‘Roohi’: Possessed by inanity

Banal, inane and vapid, in a nutshell, ‘Roohi’ is nothing more than the infantilization of the idea of a single woman

Photo Courtesy: Social Media
Photo Courtesy: Social Media
user

Namrata Joshi

Roohi has been pitched to the audience as a successor to the successful “feminist” horror comedy Stree. But it proves to be far from it. Much like the predecessor, it tries to invert the reality and frame it from a woman’s lens. So, as opposed to the practice of groom abduction prevalent in Bihar to cut down on the dowry costs, here you have pakdaayi shaadi in which young girls are kidnapped for marriage in the interiors of Uttar Pradesh — Musheerabad, Bagadpur, Ambiyapur — just because they have caught the fancy of men.

Bhanwra (Rajkummar Rao) and Kattani (Varun Sharma) are two crime reporters-cum-henchmen of a local don Guniya (Manav Vij) who end up kidnapping one such woman named Roohi (Janhvi Kapoor), only to find themselves caught in an unanticipated supernatural zone, a tangle of scary hauntings led by the unyielding mudiya pairi (a spirit with upturned feet).

While Stree, despite the fluff and inconsistencies, was eminently watchable, Roohi is unbearable to the core. There are absolutely no jump-from-the-seat moments, no chills-down-the-spine eeriness to justify the “horror” side of it. As far as comedy is concerned, there are barely any worthy gags and irreverent lines, only lame slapstick and jokes that fall flat.

Roohi is uninspired and hastily put together in every which way. The name dropping of UP small towns notwithstanding, there is absolutely no sense of place. There is not a single memorable character and the acting borders on either the mechanical or gratingly loud.

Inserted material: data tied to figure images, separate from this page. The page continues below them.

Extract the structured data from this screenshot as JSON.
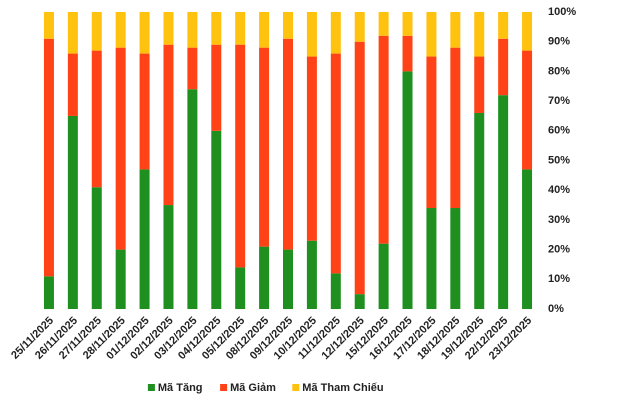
{
  "chart_data": {
    "type": "stacked-bar-100",
    "categories": [
      "25/11/2025",
      "26/11/2025",
      "27/11/2025",
      "28/11/2025",
      "01/12/2025",
      "02/12/2025",
      "03/12/2025",
      "04/12/2025",
      "05/12/2025",
      "08/12/2025",
      "09/12/2025",
      "10/12/2025",
      "11/12/2025",
      "12/12/2025",
      "15/12/2025",
      "16/12/2025",
      "17/12/2025",
      "18/12/2025",
      "19/12/2025",
      "22/12/2025",
      "23/12/2025"
    ],
    "series": [
      {
        "name": "Mã Tăng",
        "color": "#1f8f1f",
        "values": [
          11,
          65,
          41,
          20,
          47,
          35,
          74,
          60,
          14,
          21,
          20,
          23,
          12,
          5,
          22,
          80,
          34,
          34,
          66,
          72,
          47
        ]
      },
      {
        "name": "Mã Giảm",
        "color": "#ff4316",
        "values": [
          80,
          21,
          46,
          68,
          39,
          54,
          14,
          29,
          75,
          67,
          71,
          62,
          74,
          85,
          70,
          12,
          51,
          54,
          19,
          19,
          40
        ]
      },
      {
        "name": "Mã Tham Chiếu",
        "color": "#ffc20e",
        "values": [
          9,
          14,
          13,
          12,
          14,
          11,
          12,
          11,
          11,
          12,
          9,
          15,
          14,
          10,
          8,
          8,
          15,
          12,
          15,
          9,
          13
        ]
      }
    ],
    "ylim": [
      0,
      100
    ],
    "yticks": [
      {
        "value": 0,
        "label": "0%"
      },
      {
        "value": 10,
        "label": "10%"
      },
      {
        "value": 20,
        "label": "20%"
      },
      {
        "value": 30,
        "label": "30%"
      },
      {
        "value": 40,
        "label": "40%"
      },
      {
        "value": 50,
        "label": "50%"
      },
      {
        "value": 60,
        "label": "60%"
      },
      {
        "value": 70,
        "label": "70%"
      },
      {
        "value": 80,
        "label": "80%"
      },
      {
        "value": 90,
        "label": "90%"
      },
      {
        "value": 100,
        "label": "100%"
      }
    ],
    "grid": false,
    "legend": "bottom"
  }
}
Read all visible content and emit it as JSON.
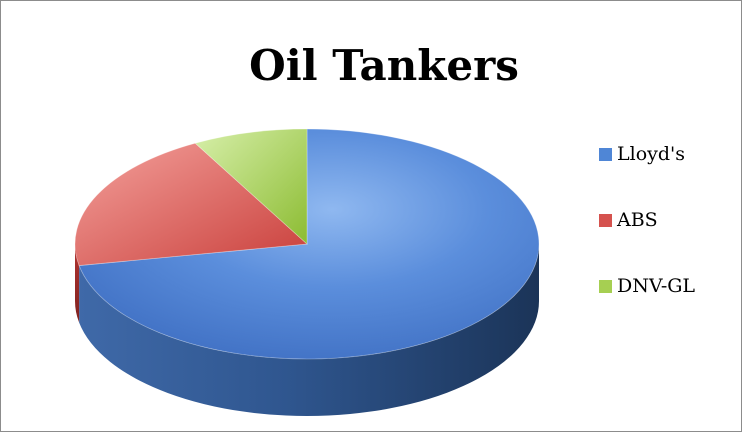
{
  "chart_data": {
    "type": "pie",
    "title": "Oil Tankers",
    "style": "3d",
    "legend_position": "right",
    "slices": [
      {
        "label": "Lloyd's",
        "value": 72,
        "color": "#4a7fd0"
      },
      {
        "label": "ABS",
        "value": 20,
        "color": "#d14a47"
      },
      {
        "label": "DNV-GL",
        "value": 8,
        "color": "#95c13d"
      }
    ]
  }
}
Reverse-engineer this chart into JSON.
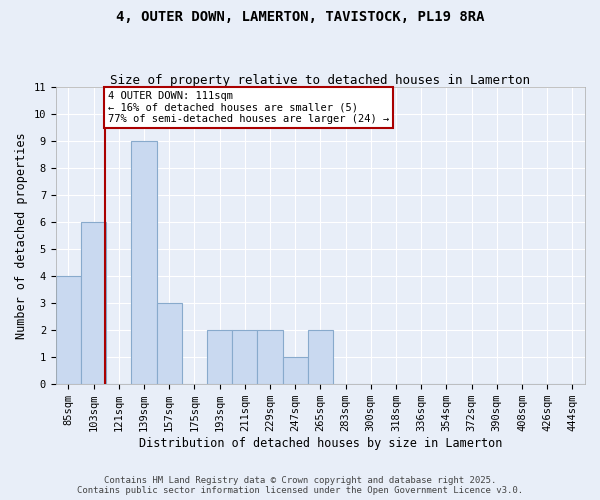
{
  "title": "4, OUTER DOWN, LAMERTON, TAVISTOCK, PL19 8RA",
  "subtitle": "Size of property relative to detached houses in Lamerton",
  "xlabel": "Distribution of detached houses by size in Lamerton",
  "ylabel": "Number of detached properties",
  "bins": [
    "85sqm",
    "103sqm",
    "121sqm",
    "139sqm",
    "157sqm",
    "175sqm",
    "193sqm",
    "211sqm",
    "229sqm",
    "247sqm",
    "265sqm",
    "283sqm",
    "300sqm",
    "318sqm",
    "336sqm",
    "354sqm",
    "372sqm",
    "390sqm",
    "408sqm",
    "426sqm",
    "444sqm"
  ],
  "values": [
    4,
    6,
    0,
    9,
    3,
    0,
    2,
    2,
    2,
    1,
    2,
    0,
    0,
    0,
    0,
    0,
    0,
    0,
    0,
    0,
    0
  ],
  "bar_color": "#c9d9f0",
  "bar_edgecolor": "#88aacc",
  "vline_x_index": 1.44,
  "vline_color": "#aa0000",
  "ylim": [
    0,
    11
  ],
  "yticks": [
    0,
    1,
    2,
    3,
    4,
    5,
    6,
    7,
    8,
    9,
    10,
    11
  ],
  "annotation_text": "4 OUTER DOWN: 111sqm\n← 16% of detached houses are smaller (5)\n77% of semi-detached houses are larger (24) →",
  "annotation_box_color": "#ffffff",
  "annotation_box_edgecolor": "#aa0000",
  "footer_line1": "Contains HM Land Registry data © Crown copyright and database right 2025.",
  "footer_line2": "Contains public sector information licensed under the Open Government Licence v3.0.",
  "background_color": "#e8eef8",
  "grid_color": "#ffffff",
  "title_fontsize": 10,
  "subtitle_fontsize": 9,
  "axis_label_fontsize": 8.5,
  "tick_fontsize": 7.5,
  "annotation_fontsize": 7.5,
  "footer_fontsize": 6.5
}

The hammy play with the dictions instantly reduces Rajkummar Rao and Varun Sharma to the level of random amateurs in some school play. On the other hand, Jahnvi Kapoor works overtime at playing docile and vulnerable with her forever quivering lips. The best thing about her performance are the prosthetics and VFX.

More than anything else, what riles the most in the film is the feminist construct so righteously thrust in towards the fag end, like an afterthought than something thought through the length and breadth of the script; The noble, showy whim of its makers than something they’d truly believe in.

Banal, inane and vapid, in a nutshell, Roohi is nothing more than the infantilization of the idea of a single woman. I would rather stay miles away, all alone, rather than seek its company.